I came to the east end of Long Island twenty-four years ago to open a restaurant. At that time, there were a couple of people growing vegetables to sell to restaurants, most from what were large gardens and not farms. There were some people fishing in the local waters and some baymen clamming and harvesting bay scallops who would then sell to local restaurants and markets. The wineries were mostly new and trying to figure out what grapes to grow and how to properly vinify them. Most of the local restaurants were buying their produce and meat and fish from jobbers and distributors who might also have been importers of some European products.
So it is interesting to look back at those times from the standpoint of today on the east end. The North and South Forks of Long Island have become amazing places to cook, farm, fish and make wine. We now have a large number of local oyster beds that produce some of the finest oysters in the United States. The bay scallops, which were adversely affected by a brown tide in the mid-1980s, have come back to solid levels. The wineries have refined their efforts so dramatically that solid and consistent bottlings have replaced the inconsistent and not so good offerings of the time when I came here. We have local wheat and bakers who mill that wheat and make great bread with it. Small scale food production businesses continue to blossom and sell their products in the NYC market and in some cases nationwide. A few farmers on both forks are raising cattle, sheep, hogs and chickens of outstanding quality. The farmers who focus on vegetables are now large and well managed, turning out plenty of fantastic tomatoes, greens, potatoes, onions, garlic, sweetcorn and much, much more. It is now possible to cook in a restaurant that uses almost 100% locally grown, caught and produced products. Who would have thought this was possible when I first arrived? Not me.
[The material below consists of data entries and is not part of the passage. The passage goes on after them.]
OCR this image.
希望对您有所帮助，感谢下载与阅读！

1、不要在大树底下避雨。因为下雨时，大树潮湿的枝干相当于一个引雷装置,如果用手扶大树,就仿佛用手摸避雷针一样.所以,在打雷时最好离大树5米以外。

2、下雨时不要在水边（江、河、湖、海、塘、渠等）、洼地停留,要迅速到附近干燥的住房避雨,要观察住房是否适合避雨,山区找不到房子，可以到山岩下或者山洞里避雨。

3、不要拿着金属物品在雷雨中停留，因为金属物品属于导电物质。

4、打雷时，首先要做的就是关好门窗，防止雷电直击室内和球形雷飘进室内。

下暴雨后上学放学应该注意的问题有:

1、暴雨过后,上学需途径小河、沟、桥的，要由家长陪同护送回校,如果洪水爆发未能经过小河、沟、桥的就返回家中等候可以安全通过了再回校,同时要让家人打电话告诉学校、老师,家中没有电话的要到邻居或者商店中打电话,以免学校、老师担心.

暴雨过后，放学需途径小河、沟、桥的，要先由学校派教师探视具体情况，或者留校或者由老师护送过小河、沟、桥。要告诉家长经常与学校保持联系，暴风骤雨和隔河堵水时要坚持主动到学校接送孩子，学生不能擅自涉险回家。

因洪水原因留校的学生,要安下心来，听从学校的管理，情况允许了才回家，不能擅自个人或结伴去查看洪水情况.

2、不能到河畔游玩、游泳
I will go one step further and say that right now, in 2015, there is no finer place to cook with local ingredients in the United States. There is no other place in the United States where the farming of vegetables, fruits, grains, animal husbandry, winemaking and fishing coalesce to the degree that they do here.
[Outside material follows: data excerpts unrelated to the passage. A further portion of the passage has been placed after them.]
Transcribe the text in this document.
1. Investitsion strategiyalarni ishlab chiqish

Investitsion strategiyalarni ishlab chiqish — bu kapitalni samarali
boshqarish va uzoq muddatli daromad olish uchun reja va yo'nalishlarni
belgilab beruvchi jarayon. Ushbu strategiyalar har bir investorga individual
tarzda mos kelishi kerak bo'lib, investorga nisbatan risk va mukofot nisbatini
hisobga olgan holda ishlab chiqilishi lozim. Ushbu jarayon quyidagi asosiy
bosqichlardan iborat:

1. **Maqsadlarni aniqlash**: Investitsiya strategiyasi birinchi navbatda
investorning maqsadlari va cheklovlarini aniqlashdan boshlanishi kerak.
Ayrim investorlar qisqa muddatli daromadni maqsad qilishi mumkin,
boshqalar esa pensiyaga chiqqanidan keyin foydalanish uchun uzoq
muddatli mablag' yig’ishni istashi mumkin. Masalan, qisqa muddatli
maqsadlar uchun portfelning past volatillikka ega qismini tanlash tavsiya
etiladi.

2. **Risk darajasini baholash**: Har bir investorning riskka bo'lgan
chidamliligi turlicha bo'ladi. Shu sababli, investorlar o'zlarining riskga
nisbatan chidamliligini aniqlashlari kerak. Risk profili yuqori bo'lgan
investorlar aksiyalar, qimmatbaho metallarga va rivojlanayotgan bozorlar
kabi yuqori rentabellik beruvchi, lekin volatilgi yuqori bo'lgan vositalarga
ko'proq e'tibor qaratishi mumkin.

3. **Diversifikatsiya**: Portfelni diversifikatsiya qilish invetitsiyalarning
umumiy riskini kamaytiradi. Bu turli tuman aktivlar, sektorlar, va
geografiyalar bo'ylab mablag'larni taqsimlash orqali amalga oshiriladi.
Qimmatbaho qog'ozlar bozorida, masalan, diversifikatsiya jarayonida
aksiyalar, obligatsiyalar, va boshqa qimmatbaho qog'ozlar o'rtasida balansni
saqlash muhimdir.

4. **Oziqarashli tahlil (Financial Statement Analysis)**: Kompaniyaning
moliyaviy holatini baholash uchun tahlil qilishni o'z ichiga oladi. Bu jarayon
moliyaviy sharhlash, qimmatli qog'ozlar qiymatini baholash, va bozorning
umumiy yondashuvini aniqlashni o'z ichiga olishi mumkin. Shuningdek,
This is a big claim to make, I suppose, in some quarters. But there is no other wine region in the country that has the fish and shellfish available to cooks in their area in the proximity that we do here on the east end. Long Island may be a little late to the game, but it has arrived in a very big way. When you look at the area regionally instead of locally, say from Portland, Maine to northern Virginia, the agriculture, aquaculture, fishing industry and viticulture is truly amazing and often overlooked in the food press.
The food press spends far too much time fetishizing food and chefs. The most important part of what is happening to food in the US, namely the growing demand for well made, well grown, sustainably harvested and distributed foods is happening before the chefs get their deliveries or do their purchasing. It happens on the farms and in the water and in the vineyards. I think in the future we will see restaurants playing a smaller role in food culture. The larger roles will stay with the farmers, fishermen and with the people who are remaking food manufacturing in the country.
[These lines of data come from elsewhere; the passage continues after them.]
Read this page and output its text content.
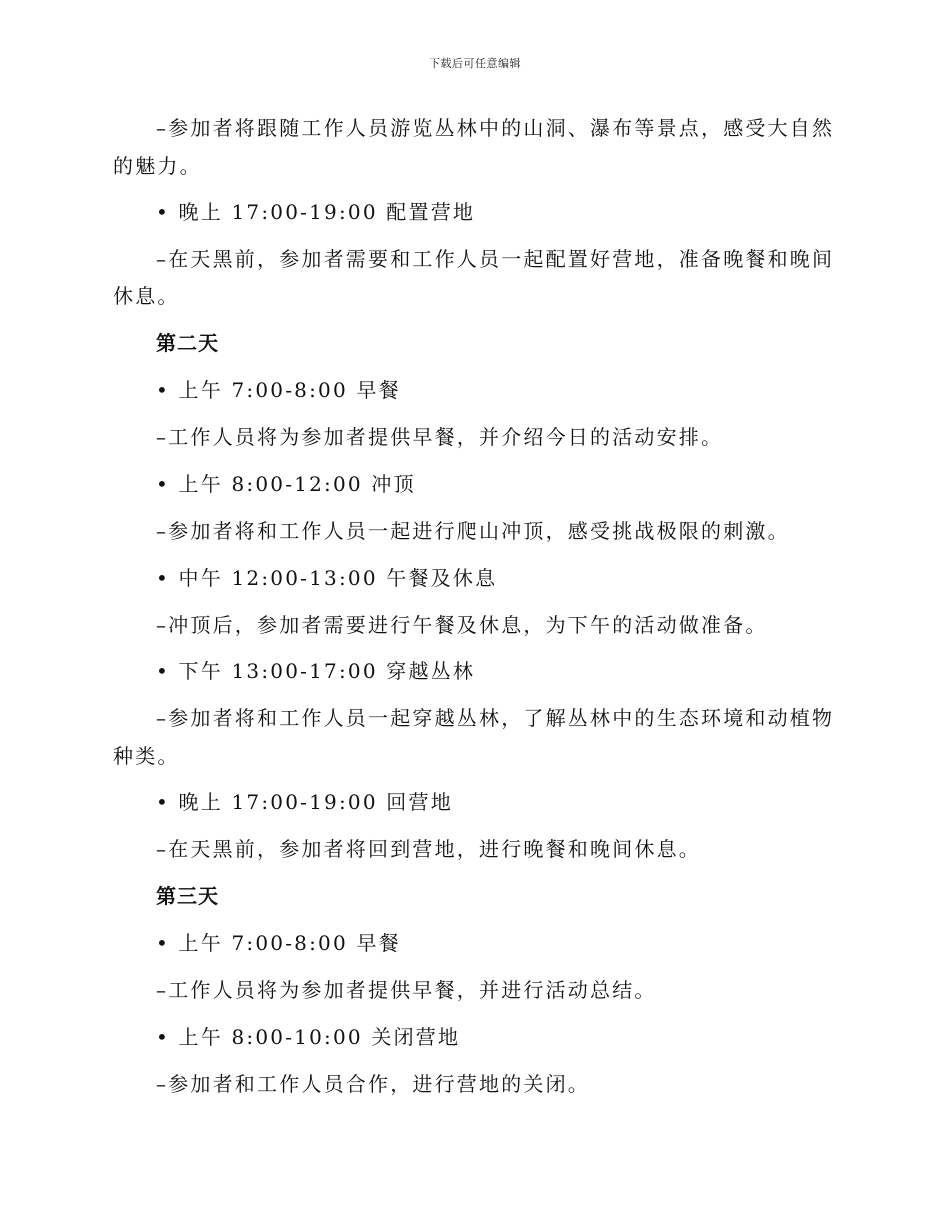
下载后可任意编辑
–参加者将跟随工作人员游览丛林中的山洞、瀑布等景点，感受大自然
的魅力。
• 晚上 17:00-19:00 配置营地
–在天黑前，参加者需要和工作人员一起配置好营地，准备晚餐和晚间
休息。
第二天
• 上午 7:00-8:00 早餐
–工作人员将为参加者提供早餐，并介绍今日的活动安排。
• 上午 8:00-12:00 冲顶
–参加者将和工作人员一起进行爬山冲顶，感受挑战极限的刺激。
• 中午 12:00-13:00 午餐及休息
–冲顶后，参加者需要进行午餐及休息，为下午的活动做准备。
• 下午 13:00-17:00 穿越丛林
–参加者将和工作人员一起穿越丛林，了解丛林中的生态环境和动植物
种类。
• 晚上 17:00-19:00 回营地
–在天黑前，参加者将回到营地，进行晚餐和晚间休息。
第三天
• 上午 7:00-8:00 早餐
–工作人员将为参加者提供早餐，并进行活动总结。
• 上午 8:00-10:00 关闭营地
–参加者和工作人员合作，进行营地的关闭。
The story I want to tell takes place where I am and where I cook. But as the growth of small-scale farming and food production continues all over the country this type of cooking can happen anywhere.
I am a chef. I have been cooking as locally as possible since I was a kid in college cooking for myself. As a chef, I have always supported local vendors and will continue to do so. My next concern is to find a way to get people to learn how to cook again so that they can enjoy delicious, healthful, locally sourced foods in their own homes. People at all economic levels have come to rely on everything from shitty prepared foods sold in big box stores and supermarket chains to high-end restaurants for their sustenance. Cooking at home at a reasonably high level, with amazing local ingredients and making truly delicious food is the future. And it is not that difficult.
This past summer was the first one in about 30 years that I didn’t spend in a restaurant kitchen. I cooked in a private home. And while I was cooking there I came to the realization that the meals I prepared could be cooked in any home that has running water, a stove, and a few kitchen tools. In the coming weeks and months, I want to provide some recipes and insights that will allow more people to enjoy cooking well, more healthfully and entertaining at home with friends and family. We’re going to be cooking on the east end and we will be cooking at home.